The Rocky Horror Show is a cult classic, made popular by the iconic film version. Richard O’Brien’s clever, campy ode to 50s B-movies with a 70s glam-rock filter is as whimsical as musical theatre can get. It is also an unabashed celebration of sexual expression. Hart House Theatre presents an energetic and delightfully garish production.
The self-consciously silly story opens on the square, small-town Brad proposing to his prim-and-proper girlfriend Janet. After their car breaks down, they take refuge in an isolated castle where they meet their flamboyant transvestite host, Frank ‘N’ Furter, and his rag-tag, oversexed and outrageous groupies. Our timid, virginal couple are just in time for the unveiling of Frank’s latest creation—a perfectly toned, endearingly child-like muscle-man named Rocky.
Sexy hijinks ensue.
All of the elements of this staging are dazzling. Brandon Kleiman set is an eye-popping, glittery spectacle of sharp-edged, metallic abstraction. Kathleen Black’s costumes are a vibrant and fanciful collection of retro-futuristic ensembles. Stephan Dickson’s choreography is flashy and elegant. All of it looks dreamy and colourful under André du Toit’s expressive lighting.
And I wanted to like it all more than I did.
Director Jennifer Walls, her cast and the production team have chosen to radically depart from the aesthetic and iconography of the film. It’s a bold creative choice. Walls’ staging is dynamic and expressive, but it’s unmoored from any sort of narrative function. The set is great to look at, but I never felt like I was in a gothic castle. Brad and Janet seem timid and shy enough during their dialogue scenes, but are then too quick and confident in the dance numbers because the choreography requires them to be. It’s all wild and fun, of course, and feels like a very exciting concert, but the characters and their environments are not well defined. Why isn’t Rocky blond? Even if he’s not caucasian (he certainly doesn’t have to be), he does have to be blond because the text tells us he’s blond! “I’ve been making a man with blond hair and a tan.” Even if it’s a bad dye job or a goofy wig, his hair has to be blond.

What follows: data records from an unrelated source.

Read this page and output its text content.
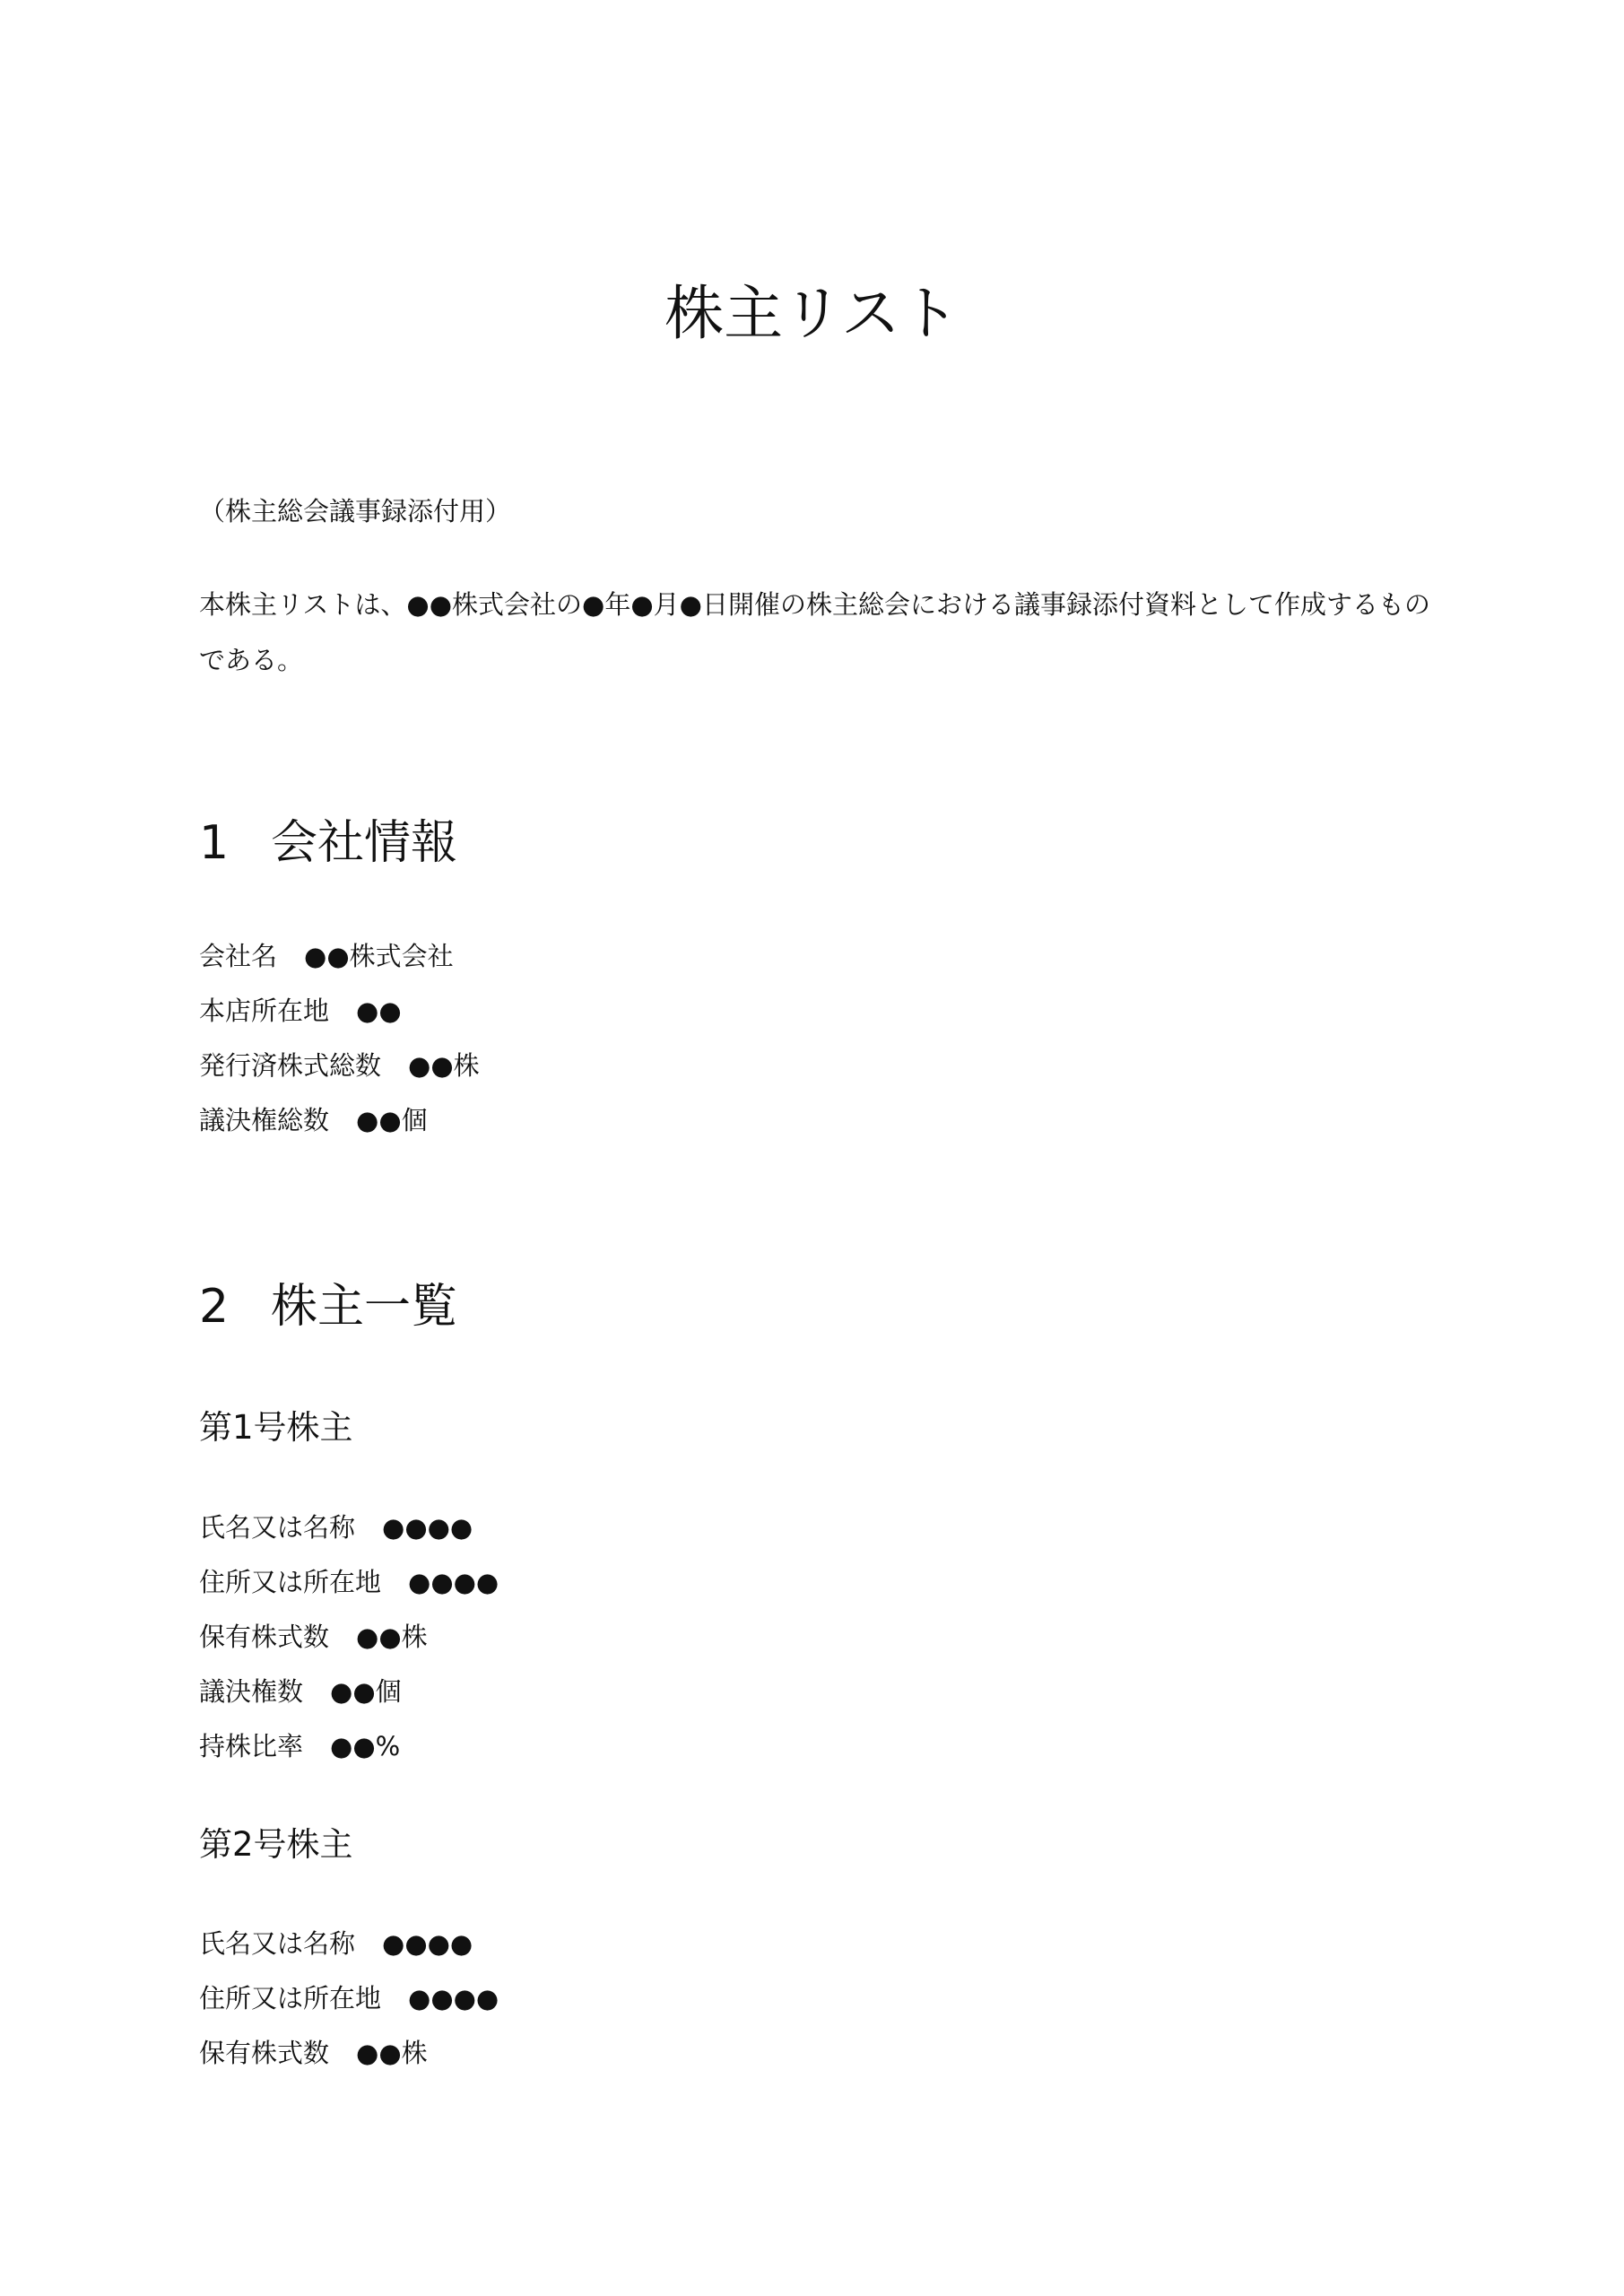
株主リスト
（株主総会議事録添付用）
本株主リストは、●●株式会社の●年●月●日開催の株主総会における議事録添付資料として作成するものである。
1 会社情報
会社名 ●●株式会社
本店所在地 ●●
発行済株式総数 ●●株
議決権総数 ●●個
2 株主一覧
第1号株主
氏名又は名称 ●●●●
住所又は所在地 ●●●●
保有株式数 ●●株
議決権数 ●●個
持株比率 ●●%
第2号株主
氏名又は名称 ●●●●
住所又は所在地 ●●●●
保有株式数 ●●株
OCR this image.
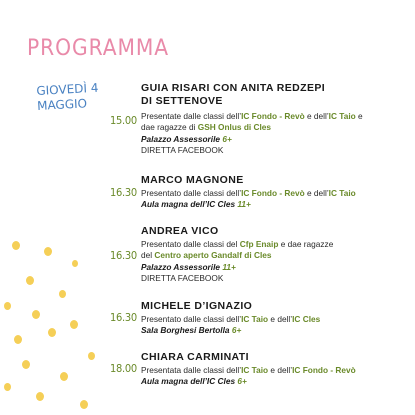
PROGRAMMA
GIOVEDÌ 4
MAGGIO
GUIA RISARI CON ANITA REDZEPI
DI SETTENOVE
15.00 Presentate dalle classi dell’IC Fondo - Revò e dell’IC Taio e
dae ragazze di GSH Onlus di Cles
Palazzo Assessorile 6+
DIRETTA FACEBOOK
MARCO MAGNONE
16.30 Presentato dalle classi dell’IC Fondo - Revò e dell’IC Taio
Aula magna dell’IC Cles 11+
ANDREA VICO
16.30
Presentato dalle classi del Cfp Enaip e dae ragazze
del Centro aperto Gandalf di Cles
Palazzo Assessorile 11+
DIRETTA FACEBOOK
MICHELE D’IGNAZIO
16.30 Presentato dalle classi dell’IC Taio e dell’IC Cles
Sala Borghesi Bertolla 6+
CHIARA CARMINATI
18.00 Presentata dalle classi dell’IC Taio e dell’IC Fondo - Revò
Aula magna dell’IC Cles 6+
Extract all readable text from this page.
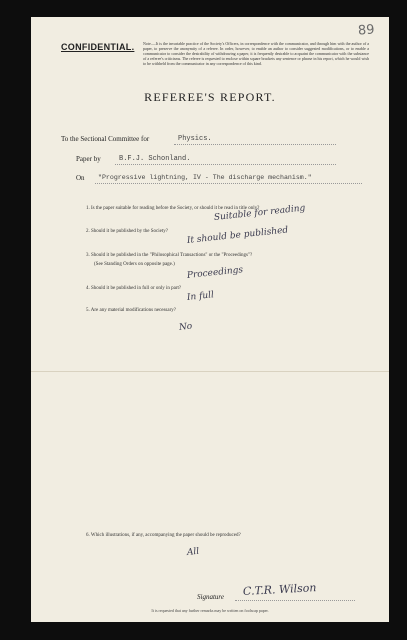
89
CONFIDENTIAL. Note.—It is the invariable practice of the Society's Officers, in correspondence with the communicator, and through him with the author of a paper, to preserve the anonymity of a referee. In order, however, to enable an author to consider suggested modifications, or to enable a communicator to consider the desirability of withdrawing a paper, it is frequently desirable to acquaint the communicator with the substance of a referee's criticisms. The referee is requested to enclose within square brackets any sentence or phrase in his report, which he would wish to be withheld from the communicator in any correspondence of this kind.
REFEREE'S REPORT.
To the Sectional Committee for	Physics.
Paper by	B.F.J. Schonland.
On "Progressive lightning, IV - The discharge mechanism."
1. Is the paper suitable for reading before the Society, or should it be read in title only?
Suitable for reading
2. Should it be published by the Society? It should be published
3. Should it be published in the "Philosophical Transactions" or the "Proceedings"?
(See Standing Orders on opposite page.)
Proceedings
4. Should it be published in full or only in part?
In full
5. Are any material modifications necessary?
No
6. Which illustrations, if any, accompanying the paper should be reproduced?
All
Signature C.T.R. Wilson
It is requested that any further remarks may be written on foolscap paper.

There were two performers who, for me, most consistently cut through the spectacle with sharp, compelling personalities: Heidi Michelle Thomas with her drunkenly sour Narrator and Chiano Panth with his adorably wide-eyed and playful Rocky. Everyone around them sing and dance their hearts out, but it’s hard to know exactly who they are as characters.
Frank ‘N’ Furter is particularly tricky. The spectre of Tim Curry can loom distractingly over the role and it’s common for actors to—if not overtly mimic him—at least pay homage. Chris Tsujiuchi provides a refreshingly unique portrayal. Having a larger Asian man inhabit the brazenly seductive Transylvanian-Transexual alien feels vital and necessary; it strengthens the body-positivity at the heart of the story and challenges the notion that lean and white is the only viable standard of beauty. Tsujiuchi is certainly not trying to remind us of Curry, but I’m not quite sure who his Frank actually is beyond the playful sass.
My brain eventually abandoned the attempt to place the show’s antics in a grounded reality, allowing the spectacle to pull me in for the second act. And just in time because the floor show and finale have always been my favourite part of Rocky Horror. The joyful, orgiastic excess of Don’t Dream it-Be It and the persuasive melancholy of I’m Going Home give me the feels, every time.
As much as I love Rocky Horror, I’m conflicted about the experience of it as a phenomenon. I can appreciate the occasional, funny shout-back, but the long-standing tradition of audience participation and the disruptive shenanigans of enthusiastically vocal patrons has never appealed to me.
But if, like many, that rowdy and irreverent experience is your jam, the party atmosphere of Hart House’s The Rocky Horror Show will certainly thrill, chill and fulfill you. Let your freak flag fly!